Le malattie e soprattutto l’impatto che possono avere sullo stile di vita sono il primo problema. Se una persona ha un dolore importante ad un ginocchio che lo relega a fare pochi passi, ciò impatta molto sulla qualità della vita. Anche il numero e il tipo di farmaci assunti possono incidere molto, mentre l’anamnesi famigliare ci deve indurre a conoscere alcune nostre potenziali fragilità.

Problemi psichici

Il vissuto interiore può raggiungere livelli patologici, che, se pur leggeri, possono interferire negativamente con la quotidianità.

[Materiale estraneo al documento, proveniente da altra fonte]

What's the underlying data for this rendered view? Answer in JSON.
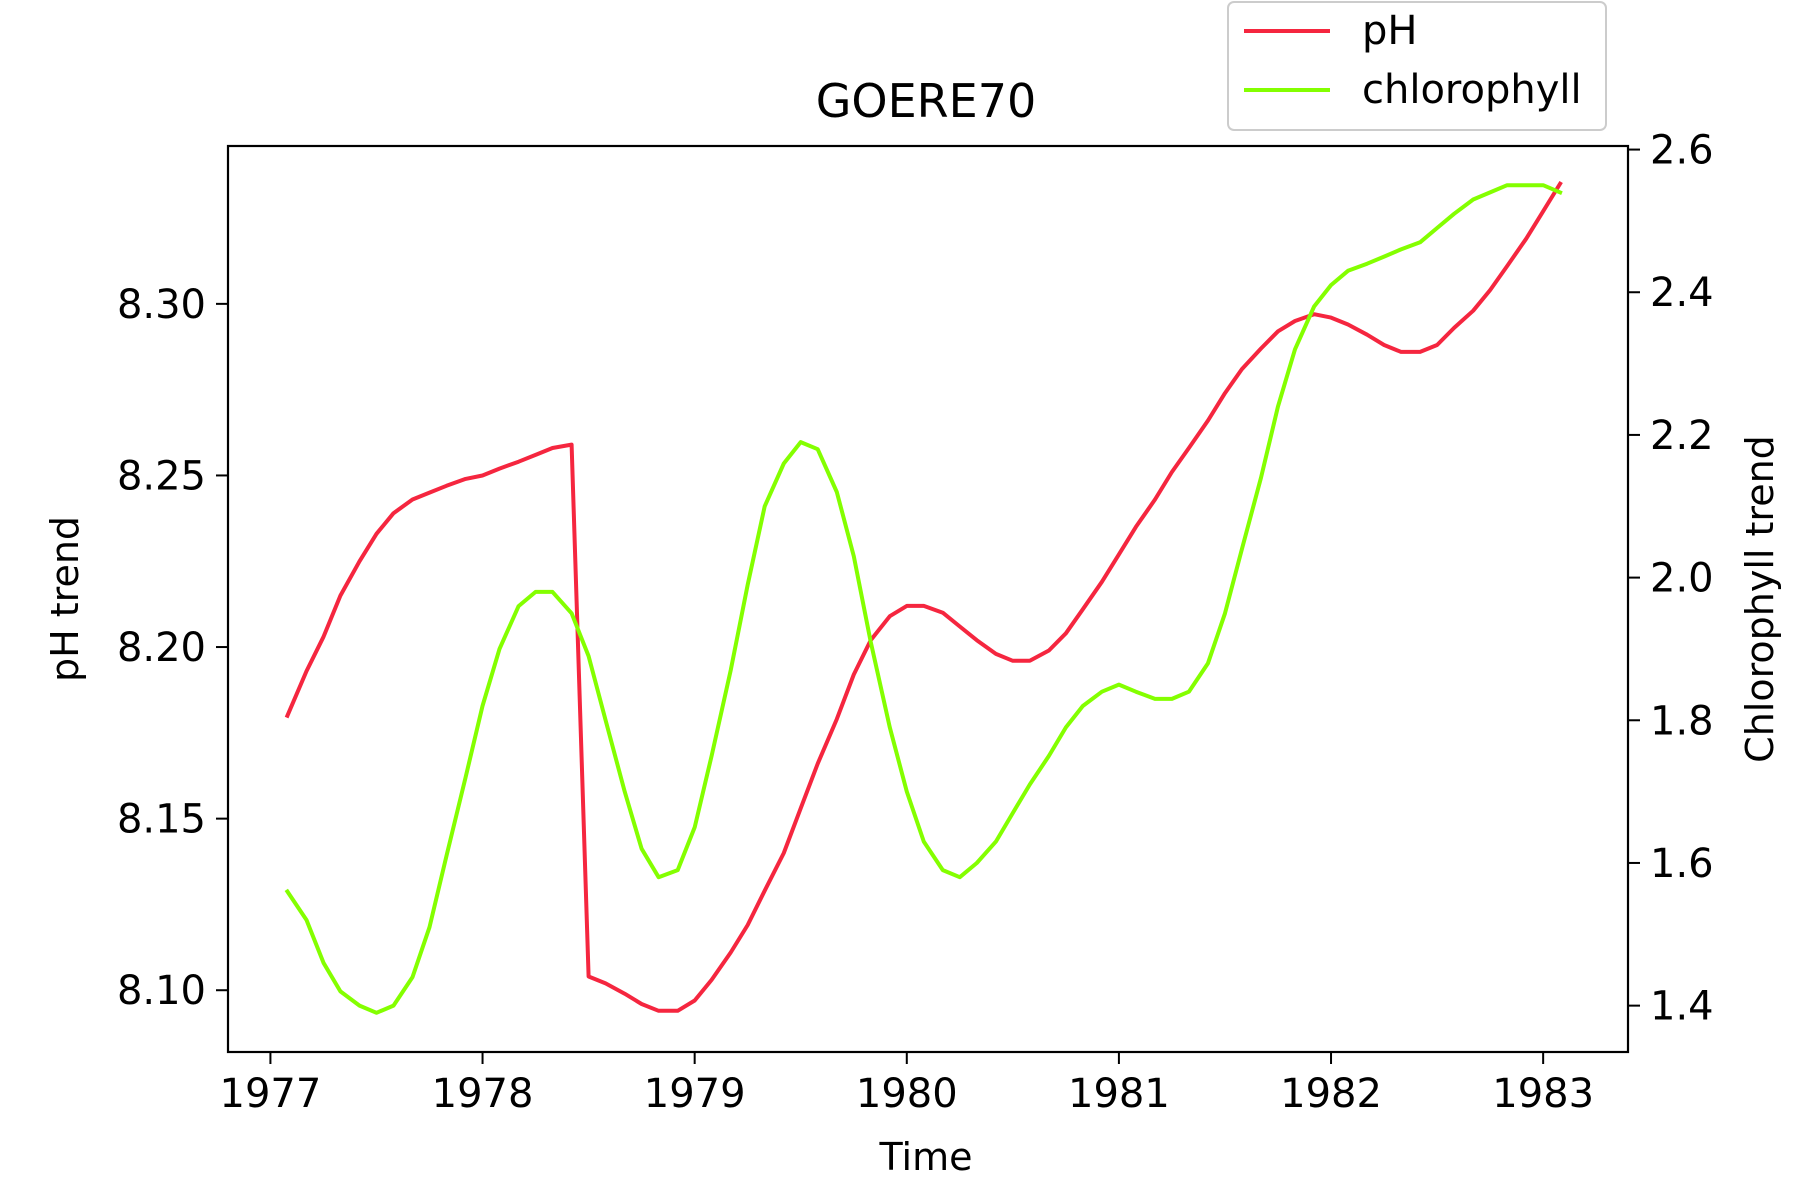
{
  "chart_data": {
    "type": "line",
    "title": "GOERE70",
    "xlabel": "Time",
    "ylabel": "pH trend",
    "ylabel_right": "Chlorophyll trend",
    "xlim": [
      1976.8,
      1983.4
    ],
    "ylim": [
      8.082,
      8.346
    ],
    "ylim_right": [
      1.335,
      2.605
    ],
    "x_ticks": [
      1977,
      1978,
      1979,
      1980,
      1981,
      1982,
      1983
    ],
    "y_ticks": [
      8.1,
      8.15,
      8.2,
      8.25,
      8.3
    ],
    "y_tick_labels": [
      "8.10",
      "8.15",
      "8.20",
      "8.25",
      "8.30"
    ],
    "y_ticks_right": [
      1.4,
      1.6,
      1.8,
      2.0,
      2.2,
      2.4,
      2.6
    ],
    "y_tick_labels_right": [
      "1.4",
      "1.6",
      "1.8",
      "2.0",
      "2.2",
      "2.4",
      "2.6"
    ],
    "grid": false,
    "legend_position": "top-right, above plot",
    "series": [
      {
        "name": "pH",
        "axis": "left",
        "color": "#f5263f",
        "x": [
          1977.08,
          1977.17,
          1977.25,
          1977.33,
          1977.42,
          1977.5,
          1977.58,
          1977.67,
          1977.75,
          1977.83,
          1977.92,
          1978.0,
          1978.08,
          1978.17,
          1978.25,
          1978.33,
          1978.42,
          1978.5,
          1978.58,
          1978.67,
          1978.75,
          1978.83,
          1978.92,
          1979.0,
          1979.08,
          1979.17,
          1979.25,
          1979.33,
          1979.42,
          1979.5,
          1979.58,
          1979.67,
          1979.75,
          1979.83,
          1979.92,
          1980.0,
          1980.08,
          1980.17,
          1980.25,
          1980.33,
          1980.42,
          1980.5,
          1980.58,
          1980.67,
          1980.75,
          1980.83,
          1980.92,
          1981.0,
          1981.08,
          1981.17,
          1981.25,
          1981.33,
          1981.42,
          1981.5,
          1981.58,
          1981.67,
          1981.75,
          1981.83,
          1981.92,
          1982.0,
          1982.08,
          1982.17,
          1982.25,
          1982.33,
          1982.42,
          1982.5,
          1982.58,
          1982.67,
          1982.75,
          1982.83,
          1982.92,
          1983.0,
          1983.08
        ],
        "values": [
          8.18,
          8.193,
          8.203,
          8.215,
          8.225,
          8.233,
          8.239,
          8.243,
          8.245,
          8.247,
          8.249,
          8.25,
          8.252,
          8.254,
          8.256,
          8.258,
          8.259,
          8.104,
          8.102,
          8.099,
          8.096,
          8.094,
          8.094,
          8.097,
          8.103,
          8.111,
          8.119,
          8.129,
          8.14,
          8.153,
          8.166,
          8.179,
          8.192,
          8.202,
          8.209,
          8.212,
          8.212,
          8.21,
          8.206,
          8.202,
          8.198,
          8.196,
          8.196,
          8.199,
          8.204,
          8.211,
          8.219,
          8.227,
          8.235,
          8.243,
          8.251,
          8.258,
          8.266,
          8.274,
          8.281,
          8.287,
          8.292,
          8.295,
          8.297,
          8.296,
          8.294,
          8.291,
          8.288,
          8.286,
          8.286,
          8.288,
          8.293,
          8.298,
          8.304,
          8.311,
          8.319,
          8.327,
          8.335
        ]
      },
      {
        "name": "chlorophyll",
        "axis": "right",
        "color": "#84ff00",
        "x": [
          1977.08,
          1977.17,
          1977.25,
          1977.33,
          1977.42,
          1977.5,
          1977.58,
          1977.67,
          1977.75,
          1977.83,
          1977.92,
          1978.0,
          1978.08,
          1978.17,
          1978.25,
          1978.33,
          1978.42,
          1978.5,
          1978.58,
          1978.67,
          1978.75,
          1978.83,
          1978.92,
          1979.0,
          1979.08,
          1979.17,
          1979.25,
          1979.33,
          1979.42,
          1979.5,
          1979.58,
          1979.67,
          1979.75,
          1979.83,
          1979.92,
          1980.0,
          1980.08,
          1980.17,
          1980.25,
          1980.33,
          1980.42,
          1980.5,
          1980.58,
          1980.67,
          1980.75,
          1980.83,
          1980.92,
          1981.0,
          1981.08,
          1981.17,
          1981.25,
          1981.33,
          1981.42,
          1981.5,
          1981.58,
          1981.67,
          1981.75,
          1981.83,
          1981.92,
          1982.0,
          1982.08,
          1982.17,
          1982.25,
          1982.33,
          1982.42,
          1982.5,
          1982.58,
          1982.67,
          1982.75,
          1982.83,
          1982.92,
          1983.0,
          1983.08
        ],
        "values": [
          1.56,
          1.52,
          1.46,
          1.42,
          1.4,
          1.39,
          1.4,
          1.44,
          1.51,
          1.61,
          1.72,
          1.82,
          1.9,
          1.96,
          1.98,
          1.98,
          1.95,
          1.89,
          1.8,
          1.7,
          1.62,
          1.58,
          1.59,
          1.65,
          1.75,
          1.87,
          1.99,
          2.1,
          2.16,
          2.19,
          2.18,
          2.12,
          2.03,
          1.91,
          1.79,
          1.7,
          1.63,
          1.59,
          1.58,
          1.6,
          1.63,
          1.67,
          1.71,
          1.75,
          1.79,
          1.82,
          1.84,
          1.85,
          1.84,
          1.83,
          1.83,
          1.84,
          1.88,
          1.95,
          2.04,
          2.14,
          2.24,
          2.32,
          2.38,
          2.41,
          2.43,
          2.44,
          2.45,
          2.46,
          2.47,
          2.49,
          2.51,
          2.53,
          2.54,
          2.55,
          2.55,
          2.55,
          2.54
        ]
      }
    ]
  }
}
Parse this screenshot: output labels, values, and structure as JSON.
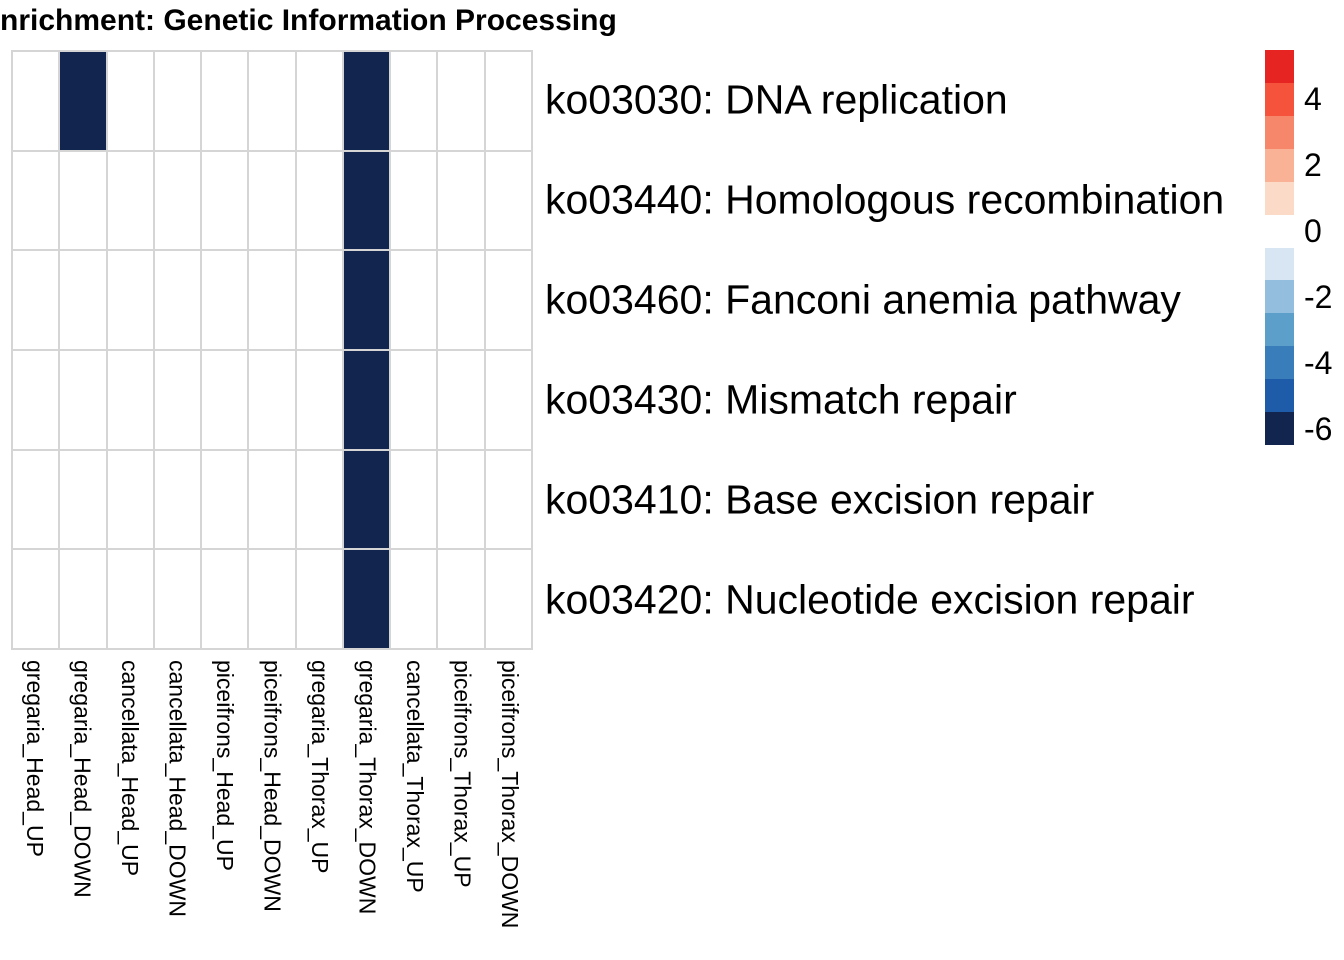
{
  "chart_data": {
    "type": "heatmap",
    "title": "nrichment: Genetic Information Processing",
    "xlabel": "",
    "ylabel": "",
    "rows": [
      "ko03030: DNA replication",
      "ko03440: Homologous recombination",
      "ko03460: Fanconi anemia pathway",
      "ko03430: Mismatch repair",
      "ko03410: Base excision repair",
      "ko03420: Nucleotide excision repair"
    ],
    "columns": [
      "gregaria_Head_UP",
      "gregaria_Head_DOWN",
      "cancellata_Head_UP",
      "cancellata_Head_DOWN",
      "piceifrons_Head_UP",
      "piceifrons_Head_DOWN",
      "gregaria_Thorax_UP",
      "gregaria_Thorax_DOWN",
      "cancellata_Thorax_UP",
      "piceifrons_Thorax_UP",
      "piceifrons_Thorax_DOWN"
    ],
    "values": [
      [
        null,
        -6,
        null,
        null,
        null,
        null,
        null,
        -6,
        null,
        null,
        null
      ],
      [
        null,
        null,
        null,
        null,
        null,
        null,
        null,
        -6,
        null,
        null,
        null
      ],
      [
        null,
        null,
        null,
        null,
        null,
        null,
        null,
        -6,
        null,
        null,
        null
      ],
      [
        null,
        null,
        null,
        null,
        null,
        null,
        null,
        -6,
        null,
        null,
        null
      ],
      [
        null,
        null,
        null,
        null,
        null,
        null,
        null,
        -6,
        null,
        null,
        null
      ],
      [
        null,
        null,
        null,
        null,
        null,
        null,
        null,
        -6,
        null,
        null,
        null
      ]
    ],
    "na_color": "#ffffff",
    "cell_fill_color": "#12254e",
    "gridline_color": "#d5d5d5",
    "value_range": [
      -6.5,
      5.5
    ],
    "legend_position": "right",
    "legend": {
      "bins": [
        {
          "value": 5,
          "color": "#e62421"
        },
        {
          "value": 4,
          "color": "#f5533c"
        },
        {
          "value": 3,
          "color": "#f7876a"
        },
        {
          "value": 2,
          "color": "#f9b295"
        },
        {
          "value": 1,
          "color": "#fcdac8"
        },
        {
          "value": 0,
          "color": "#ffffff"
        },
        {
          "value": -1,
          "color": "#d8e5f2"
        },
        {
          "value": -2,
          "color": "#93bedd"
        },
        {
          "value": -3,
          "color": "#5c9fcb"
        },
        {
          "value": -4,
          "color": "#397dba"
        },
        {
          "value": -5,
          "color": "#1e5ca9"
        },
        {
          "value": -6,
          "color": "#12254e"
        }
      ],
      "ticks": [
        {
          "label": "4",
          "value": 4
        },
        {
          "label": "2",
          "value": 2
        },
        {
          "label": "0",
          "value": 0
        },
        {
          "label": "-2",
          "value": -2
        },
        {
          "label": "-4",
          "value": -4
        },
        {
          "label": "-6",
          "value": -6
        }
      ]
    }
  }
}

Se uno è molto ansioso, ciò ridurrà il suo benessere.

Problemi lavorativi

Il lavoro è una grande risorsa, ma può nascondere problematiche relazionali, organizzative economiche.

Problemi economici

Sotto una certa soglia il livello economico diventa un problema significativo del vissuto normale.

Problemi affettivi

Una separazione recente, litigi continui, un lutto recente, la solitudine, la lontananza dei nostri cari incidono negativamente sulla qualità della vita, fino a scatenare a volte patologie psichiche e problemi fisici.

Problemi abitativi

Una casa malsana, rumorosa, la mancanza di ascensore, una casa troppo piccola (o troppo grande), un eccessivo
affollamento o troppa solitudine possono mettere in difficoltà una persona.

Alcool – fumo – sedetarietà – solitudine – isolamento

Quando questi fattori superano una certa soglia la qualità della vita scade drammaticamente.

Altro

Qualunque altro fattore negativo come ad esempio la perdita, o problemi giudiziari, o la parziale perdita di autonomia fisica, o un ricovero ospedaliero, o uno sfratto, o un trasloco non voluto, o un rapido tracollo economico, o la perdita del
lavoro, non hanno punteggio ma possono rientrare nei precedenti item. Anche qui, ovviamente, si valuterà assieme al medico eventuali correttivi da intraprendere, quando possibile. Dopo questo patto condiviso e firmato si rimanderà alla successiva visita per valutare i miglioramenti eventuali avvenuti e si potranno analizzare temi da approfondire successivamente (per esempio la gestione dello stress, come apprendere l’ottimismo ecc), rilanciando così uno stile di vita complessivo migliore di prima.

In tutto ciò la dimensione educativa si affiancherà in modo indissolubile a quella preventiva.